Home Interviews Sheffield DocFest Personal Stories & Society: My Blonde GF by Rosie Morris

Sheffield DocFest Personal Stories & Society: My Blonde GF by Rosie Morris

My Blonde GF by Rosie Morris

In 2020, poet, author and academic Helen Mort made a deeply troubling discovery. A friend alerted her to the fact that there were explicit photos of her on a porn site. Someone had stolen her images from social media and had used deepfake technology to superimpose her face onto bodies of other women.

Rosie Morris’s new documentary My Blonde GF (a UK premiere at Sheffield Doc Fest this weekend) looks at how Mort has dealt with an incident that “just falls into a hole in the law.” Through deepfakes, it is possible to sexually “violate” someone without coming into direct contact with them. If a new online safety bill is passed, it will make the distribution of deepfakes without consent illegal. However, victims currently have no redress against online image based abuse.

“With this film, the creative approach is completely in response to the ethical challenges,” Morris says of her approach to telling Helen’s story.

One resolution was made by the filmmakers right at the outset. “We knew that we would never show the images. That was just a given from the beginning. It was never a question. I knew immediately that we didn’t need to see the images. We needed to see Helen seeing the images.”

The incident gave Helen recurring nightmares. It put a huge cloud over her life. She was a young mother raising a child – and now this loomed over her during every moment of her day to day existence. 

“This experience had completely infiltrated her personal life, her personal space. It’s there is her bedroom. It is at her dressing table,” Morris explains why she shows Helen in her home. “It [the experience] is there all the time and I wanted that sense of claustrophobia.”

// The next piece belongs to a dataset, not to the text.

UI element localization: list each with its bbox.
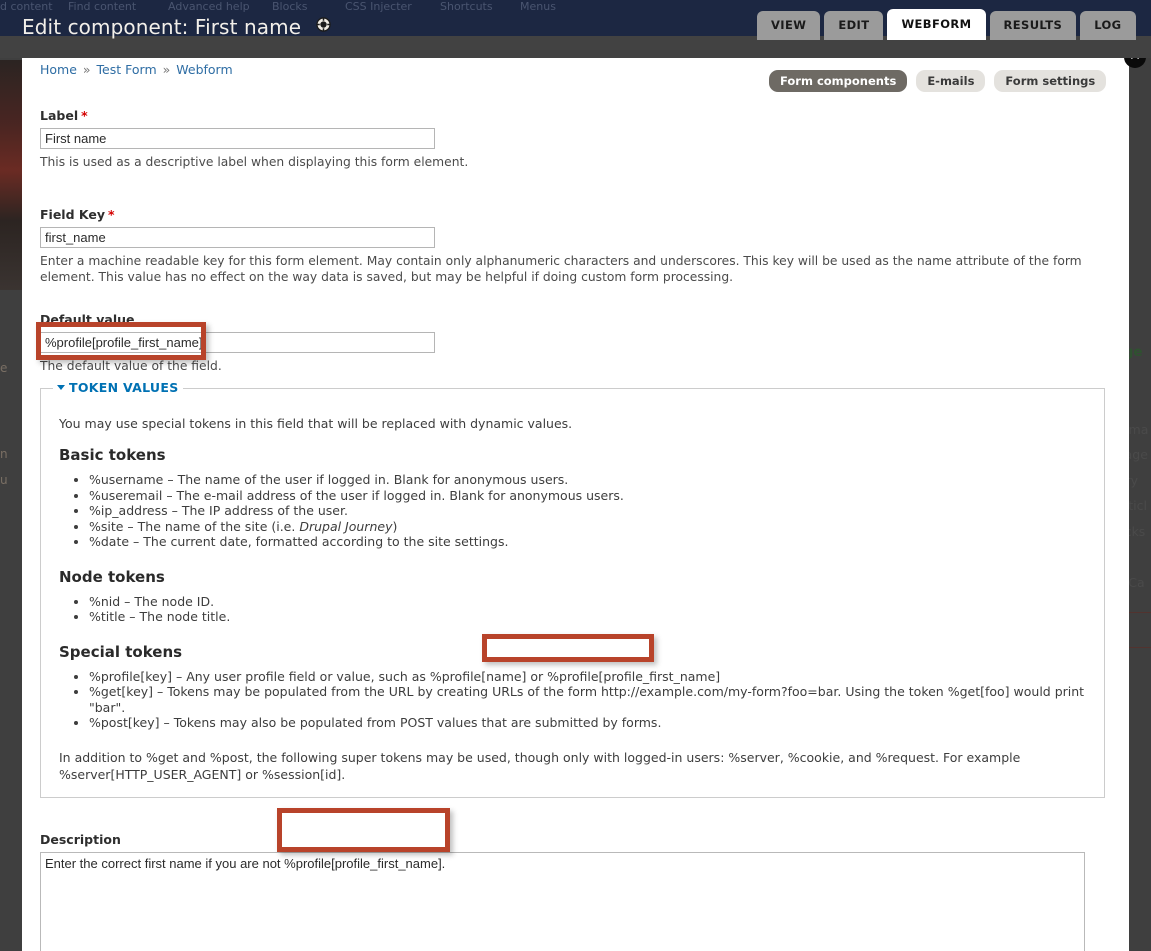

At film school, Morris made the short doc Heart Eyes and a World, about the objectification of 15-year-old girls through selfies and social media. She sees connections between the two films. “It’s this idea of what are we participating in when we use these mediums – when we join Facebook, what are we participating in that we didn’t know about?”

Morris had read about the surge in revenge porn and the use of deepfake pictures during lockdown. It was in this period that she came across Helen’s story.

“I sent Helen a message on Twitter and I sent her my previous film. She got straight back to me and we spoke,” Morris explains how she made initial contact with her subject.

The film was produced by Tyke Films and funded by BFI Doc Society, through the OKRE Fund with the support of Guardian Documentaries. After Sheffield, it will be posted on the Guardian website where it is likely to reach a huge number of viewers.

Morris doesn’t highlight Mort’s status as one of the UK’s most respected and successful young poets, although it is revealed that she is a writer. “I wanted you to walk alongside Helen in this experience and be in the emotional space with her. Everything we did was about about that. We didn’t go into much that is factual…I was never interested in the perpetrator at all. And I didn’t want people to think that it was because she had a public profile that this happened because it isn’t that.”

Morris repeats that My Blonde GF is intended to put the viewer “in Helen’s headspace.”

This may be a deeply personal portrait of its subject but Morris hopes it will make viewers realise how traumatic it is to have your image manipulated and abused. 

The documentary ends with a very disturbing statistic, that 96% of deepfakes are non-consensual porn featuring women.

“I don’t think people will walk away from this film saying ‘come on, they [the pictures] weren’t real. It is no big deal.’ I want to bring a sense of understanding about the sheer impact of something like this. I do want the film to draw attention to the issue because it is something we all need to listen to.”

Morris acknowledges that satirists and artists can use deepfakes in inventive and playful fashion. There have been images and videos of everyone from Tom Cruise to the Pope that have achieved cult status online.

“Some artists work with it [deepfake technology] brilliantly. They’re using it to ask questions about the truth,” Morris notes but she refers back to the damning statistics about the misogynistic depiction of women. She also reflects on how images can no longer be trusted. 

“I’ve always taken photographs since I was about 8 years old. I’ve always looked back at them. I love photographs and what they do. There is no separation between the photograph and your memory…they do something amazing with time and memory,” Morris reflects, but she expresses her dismay at the idea that “the moment in time which you captured, which is such a pure thing” can be “reappropriated” through technology and its meaning completely changed. “It’s scary, isn’t it? What happened with Helen is not high tech in the way that those deepfake videos are. This is not an expert doing it. This is what people are able to do from their bedroom.”

While making the documentary, Morris and her collaborators were able to draw on the expertise of Dr Afroditi Pina, a reader in Forensic Psychology who provided mental health and research expertise from a psychological perspective. 

On the eve of the Sheffield premiere, the director is very heartened by her subject’s response to the documentary. “I would describe Helen as extraordinary and defiant. She has been that the whole way through. She has told me that she found making the film cathartic. The best thing about this whole process for me is her saying that somehow it has transformed the experience for her. In your wildest dreams as a documentary maker, that is what you want to happen.”